A grove of native trees is to be planted on the hill 15 years after the lone Monterey Pine had to be removed following chainsaw attacks.
The man who attempted to cut it down, Mike Smith, said the date he did it was significant because it was the anniversary of the signing of the Declaration of Independence.
Mr Smith said a group of activists were looking for a symbolic act that would provide a platform to address the government's fiscal envelope policy - a target to settle all historic Treaty claims for $1 billion.
Mr Smith said after speaking with Tainui kuia, Eva Rickard he decided One Tree Hill and its lone pine would make a good symbol.
Eva Rickard told Mr Smith before the pine tree a large totara stood proudly on top of Maungakiekie, it was known as Te Totara-i-ahua and was planted many years before to commemorate the birth of a chief's son.
The day began early when Mr Smith attempted to take down the reinforced steel bars which protected the pine. He said he knew he had to work quickly as he believed nearby houses would report him to police.
Police turned up halfway through his attempt to fell the tree.
He remembers dozens of police with guns and dogs. Asked whether the dogs got him, he replied "they had a good chew" and he still has the scars today.
Mr Smith said he took the scarf out of one side, then got half-way through the holding wood which would have taken it down before the dogs got him.
He said looking back it probably was not the best attempt to launch the campaign against the fiscal envelope as the message was muddled.
While some did get an opportunity to explain their resistance to the government's Treaty policy much of the coverage was about the tree.
Mr Smith said the Pakeha backlash was not as bad as he had anticipated.
He said for a few years, "I was walking around with my eyes like radars kind of whenever I got into a public situation I'd expect to see some upset Viking charging towards me but funnily enough that didn't really happen."
Mr Smith said he now understood and could sympathise with people who had affection for the tree.

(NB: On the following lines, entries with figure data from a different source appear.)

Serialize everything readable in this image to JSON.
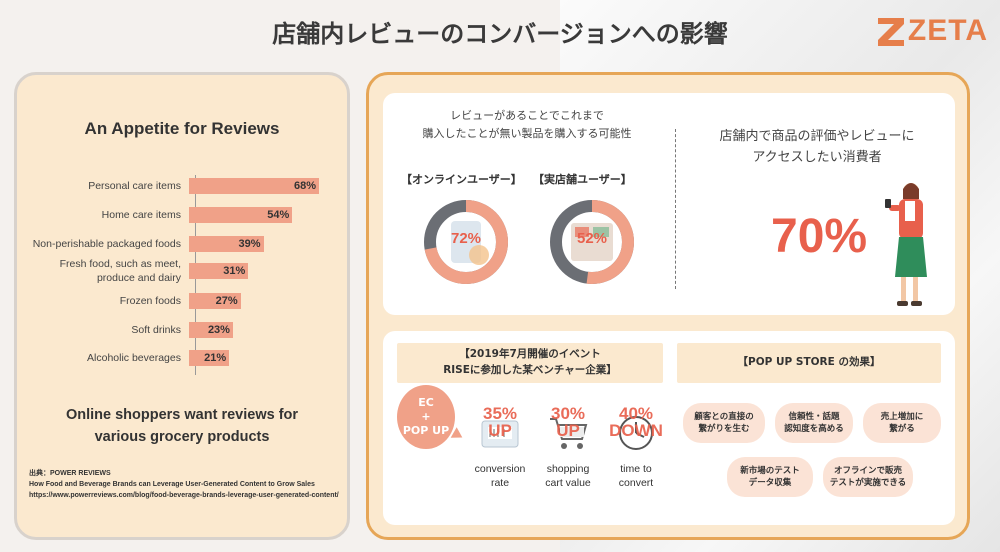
{
  "header": {
    "title": "店舗内レビューのコンバージョンへの影響",
    "logo_text": "ZETA",
    "brand_color": "#e67e4a"
  },
  "left": {
    "heading": "An Appetite for Reviews",
    "subheading_line1": "Online shoppers want reviews for",
    "subheading_line2": "various grocery products",
    "source_label": "出典：POWER REVIEWS",
    "source_title": "How Food and Beverage Brands can Leverage User-Generated Content to Grow Sales",
    "source_url": "https://www.powerreviews.com/blog/food-beverage-brands-leverage-user-generated-content/"
  },
  "chart_data": {
    "type": "bar",
    "orientation": "horizontal",
    "categories": [
      "Personal care items",
      "Home care items",
      "Non-perishable packaged foods",
      "Fresh food, such as meet, produce and dairy",
      "Frozen foods",
      "Soft drinks",
      "Alcoholic beverages"
    ],
    "values": [
      68,
      54,
      39,
      31,
      27,
      23,
      21
    ],
    "value_labels": [
      "68%",
      "54%",
      "39%",
      "31%",
      "27%",
      "23%",
      "21%"
    ],
    "title": "An Appetite for Reviews",
    "bar_color": "#f0a188"
  },
  "top_card": {
    "question_line1": "レビューがあることでこれまで",
    "question_line2": "購入したことが無い製品を購入する可能性",
    "online_label": "【オンラインユーザー】",
    "online_value": 72,
    "online_pct": "72%",
    "store_label": "【実店舗ユーザー】",
    "store_value": 52,
    "store_pct": "52%",
    "right_line1": "店舗内で商品の評価やレビューに",
    "right_line2": "アクセスしたい消費者",
    "big_pct": "70%",
    "accent": "#e8604c"
  },
  "bottom_card": {
    "event_line1": "【2019年7月開催のイベント",
    "event_line2": "RISEに参加した某ベンチャー企業】",
    "popup_heading": "【POP UP STORE の効果】",
    "ec_line1": "EC",
    "ec_line2": "+",
    "ec_line3": "POP UP",
    "stats": [
      {
        "value_line1": "35%",
        "value_line2": "UP",
        "label_line1": "conversion",
        "label_line2": "rate",
        "icon": "scanner-icon"
      },
      {
        "value_line1": "30%",
        "value_line2": "UP",
        "label_line1": "shopping",
        "label_line2": "cart value",
        "icon": "cart-icon"
      },
      {
        "value_line1": "40%",
        "value_line2": "DOWN",
        "label_line1": "time to",
        "label_line2": "convert",
        "icon": "clock-icon"
      }
    ],
    "effects": [
      {
        "line1": "顧客との直接の",
        "line2": "繋がりを生む"
      },
      {
        "line1": "信頼性・話題",
        "line2": "認知度を高める"
      },
      {
        "line1": "売上増加に",
        "line2": "繋がる"
      },
      {
        "line1": "新市場のテスト",
        "line2": "データ収集"
      },
      {
        "line1": "オフラインで販売",
        "line2": "テストが実施できる"
      }
    ]
  }
}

He had heard stories from some about what the tree meant to them including the place where some courted or others who had spread loved one's ashes. He said he had got no comfort from that at all.
The plan to replant the Maungakiekie tihi has come as a results of a decision made by the Tūpuna Maunga o Tāmaki Makaurau Authority, the co-governance entity established to administer Maungakiekie and 13 other Tūpuna Maunga.
While a collection of native trees will be planted, over the course of several years, and overseen by aborists, a process of selection will see the stronger trees emerge and eventually a single pohutukawa or tōtara should stand at the top of the hill.